Scott A. Edmonds, OD, FAAO, focuses his blog on the role of the optometrist in health care reform – moving from primary eye care to primary health care. He is the chief medical officer of MARCH Vision Care, the co-director of the Low Vision/Contact Lens Service at Wills Eye Institute in Philadelphia and a member of the Primary Care Optometry News Editorial Board. 

Disclosure: Edmonds is a consultant for March Vision.

Are you a primary care member of a health care system?

The delivery models for health care are in a rapid stage of growth and development to meet the challenges of health care reform. Hospital systems have been part of the landscape for several decades, but in more recent years, they have expanded to include primary care physicians.

The fuel that has moved this from a theory and a concept to an operational model has been the advent of electronic health records (EHR) and the current initiative of creating the connectivity of the doctor’s EHR with the hospital and pharmacy.

As eye care providers, many of us are out of this loop and not sure how we can find a bridge to mainstream medical care. Most of us that believe our future will be as a primary health care provider have made the transition to EHR but remain, with our nice neat charts, on the side of the road.

To make the connection, you must become part of a health care system. There are a number of networks of eye care providers in various stages of development and sophistication around the country.
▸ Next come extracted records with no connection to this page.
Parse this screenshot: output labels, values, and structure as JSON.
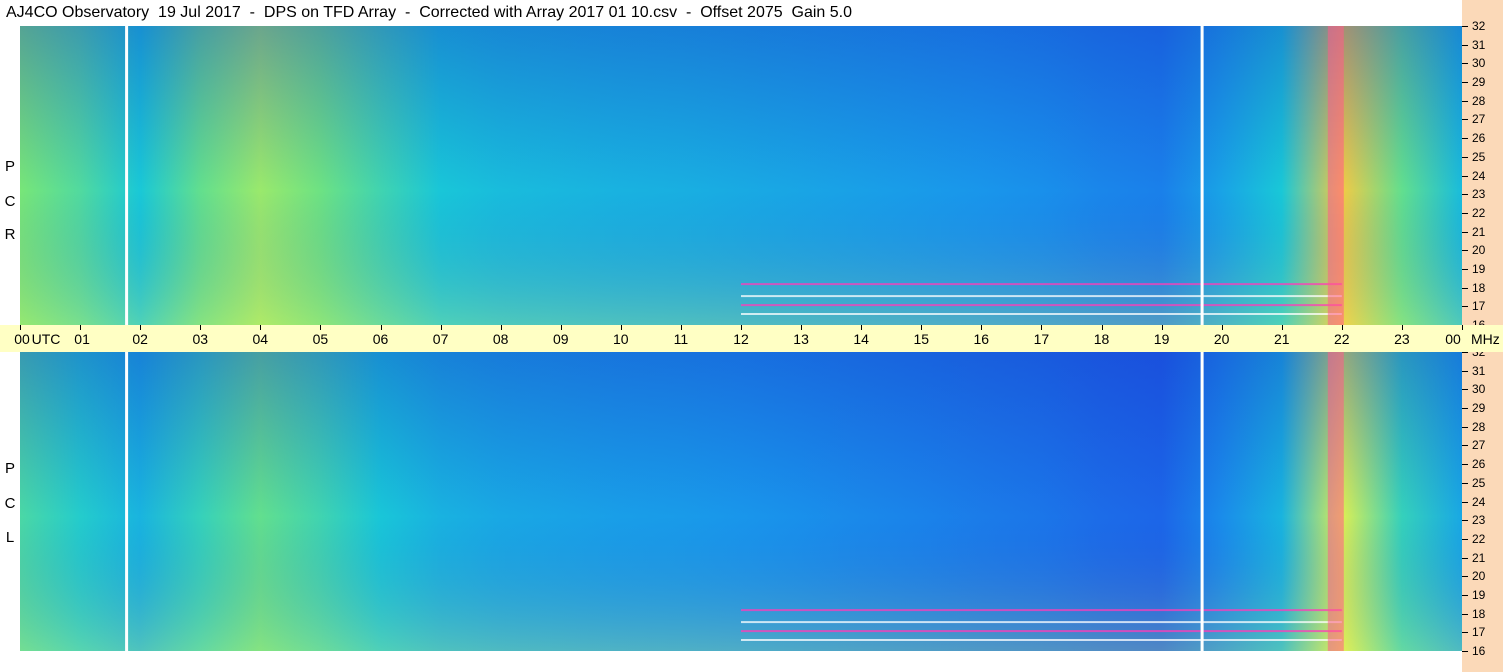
{
  "title": "AJ4CO Observatory  19 Jul 2017  -  DPS on TFD Array  -  Corrected with Array 2017 01 10.csv  -  Offset 2075  Gain 5.0",
  "panels": {
    "top": {
      "label_chars": [
        "P",
        "C",
        "R"
      ]
    },
    "bottom": {
      "label_chars": [
        "P",
        "C",
        "L"
      ]
    }
  },
  "time_axis": {
    "labels": [
      "00",
      "UTC",
      "01",
      "02",
      "03",
      "04",
      "05",
      "06",
      "07",
      "08",
      "09",
      "10",
      "11",
      "12",
      "13",
      "14",
      "15",
      "16",
      "17",
      "18",
      "19",
      "20",
      "21",
      "22",
      "23",
      "00"
    ],
    "unit": "MHz"
  },
  "colors": {
    "time_axis_bg": "#ffffc4",
    "freq_axis_bg": "#fbd9b8",
    "low_intensity": "#1f4fe6",
    "mid_intensity": "#19c4d8",
    "high_intensity": "#e8f25a",
    "peak_intensity": "#ff3cb8"
  },
  "chart_data": {
    "type": "heatmap",
    "title": "AJ4CO Observatory  19 Jul 2017  -  DPS on TFD Array  -  Corrected with Array 2017 01 10.csv  -  Offset 2075  Gain 5.0",
    "xlabel": "UTC",
    "ylabel": "MHz",
    "x_ticks": [
      "00",
      "01",
      "02",
      "03",
      "04",
      "05",
      "06",
      "07",
      "08",
      "09",
      "10",
      "11",
      "12",
      "13",
      "14",
      "15",
      "16",
      "17",
      "18",
      "19",
      "20",
      "21",
      "22",
      "23",
      "00"
    ],
    "xlim": [
      0,
      24
    ],
    "ylim": [
      16,
      32
    ],
    "y_ticks": [
      16,
      17,
      18,
      19,
      20,
      21,
      22,
      23,
      24,
      25,
      26,
      27,
      28,
      29,
      30,
      31,
      32
    ],
    "panels": [
      {
        "name": "RCP",
        "label": "R C P"
      },
      {
        "name": "LCP",
        "label": "L C P"
      }
    ],
    "intensity_profile_by_hour": [
      {
        "hour": 0,
        "level": 0.62
      },
      {
        "hour": 1,
        "level": 0.55
      },
      {
        "hour": 2,
        "level": 0.45
      },
      {
        "hour": 3,
        "level": 0.58
      },
      {
        "hour": 4,
        "level": 0.66
      },
      {
        "hour": 5,
        "level": 0.6
      },
      {
        "hour": 6,
        "level": 0.52
      },
      {
        "hour": 7,
        "level": 0.44
      },
      {
        "hour": 8,
        "level": 0.4
      },
      {
        "hour": 9,
        "level": 0.38
      },
      {
        "hour": 10,
        "level": 0.36
      },
      {
        "hour": 11,
        "level": 0.35
      },
      {
        "hour": 12,
        "level": 0.33
      },
      {
        "hour": 13,
        "level": 0.31
      },
      {
        "hour": 14,
        "level": 0.29
      },
      {
        "hour": 15,
        "level": 0.27
      },
      {
        "hour": 16,
        "level": 0.25
      },
      {
        "hour": 17,
        "level": 0.23
      },
      {
        "hour": 18,
        "level": 0.2
      },
      {
        "hour": 19,
        "level": 0.18
      },
      {
        "hour": 20,
        "level": 0.3
      },
      {
        "hour": 21,
        "level": 0.45
      },
      {
        "hour": 22,
        "level": 0.82
      },
      {
        "hour": 23,
        "level": 0.58
      },
      {
        "hour": 24,
        "level": 0.4
      }
    ],
    "vertical_gaps_hours": [
      1.75,
      19.65
    ],
    "bright_band_hour": 21.9
  }
}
These groups are organized in several ways such as eye care independent practice associations (IPAs), university networks or referral center networks.

To move from a network or IPA to a health system, the group must be able to exchange patient information (Protected Health Information or PHI) among the providers of care within the network.
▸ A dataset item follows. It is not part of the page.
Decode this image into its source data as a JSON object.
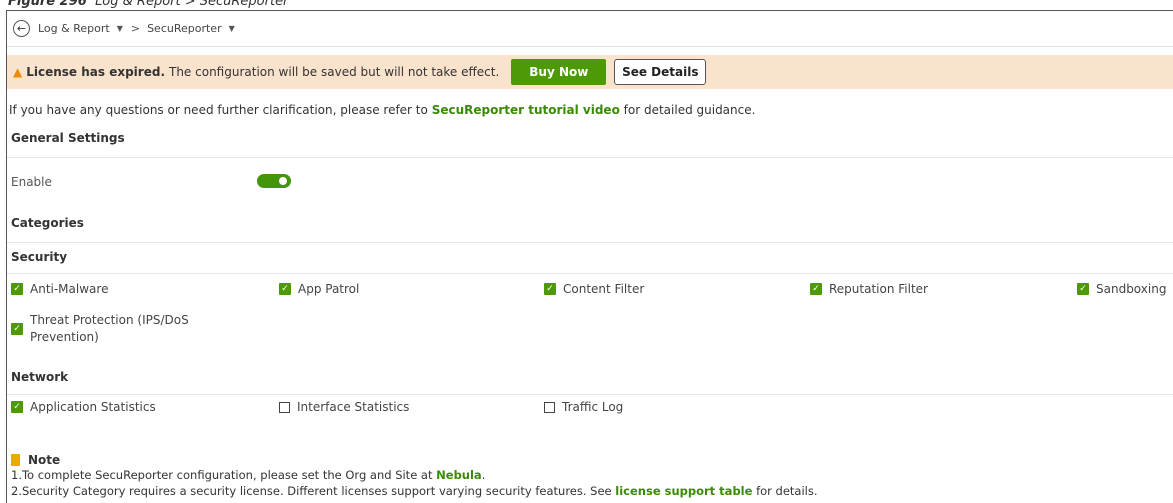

The first packet of health information is the Consolidated- Clinical Document Architecture document. This is a universal document generated out of any EHR that is certified by the Office of the National Coordinator for Health Information Technology.

Creating the document is easy; it is done with the push of a button within your EHR. Finding a way to use the document is a much more difficult task.

The individual provider cannot achieve this alone and must rely on the development of a community of other health providers. The development of an effective, secure exchange of this health information is the core role of an ophthalmic health care system.

There are of number of levels of patient care data communication that define the goals and objective of a health system. Organizations such as eye care IPAs are often composed of a group of primary care optometrists using a variety of different EHRs. Their health system should work to create the interconnectivity of their health care data to develop and refine a quality assurance program. Systems that can provide actual data-based reports on care points such as diabetic eye exams, vital signs or early diagnosis of hypertension, hyperlipidemia or chronic medical problems will be able demonstrate great value as they develop relationships with various comprehensive health systems and third party payers.

Other health networks that include optometrists and ophthalmologists and perhaps the specialty eye services of a university platform will need to evolve their health system for vertical integration with secure communication of PHI for referrals back and forth between different provider types and specialty care units.

The most experienced and well-developed eye care systems will interface with the larger, more comprehensive health systems via state or private Health Information Exchange programs. This is the final step in process of achieving the true integration of optometry with the health care system and the environment where optometry can have a real role in primary health care.

Eye care delivery systems are a new trend and a break from the tradition of eyeglass- and hardware-based optometry plans. The building blocks are out there with a number of good EHRs and the technology available for interconnectivity. Optometrists must find the right network or group to develop these programs.

The existing networks and IPAs must work to develop and evolve as health care systems by building the infrastructure of secure communication. As the large health systems grow and lock in insurance and managed care contracts, we must be ready to interface with these programs with comparable technology and organization. Without the effort on our part, the delivery systems will evolve without us and we may just get tacked on at the end as the vendors of ophthalmic hardware.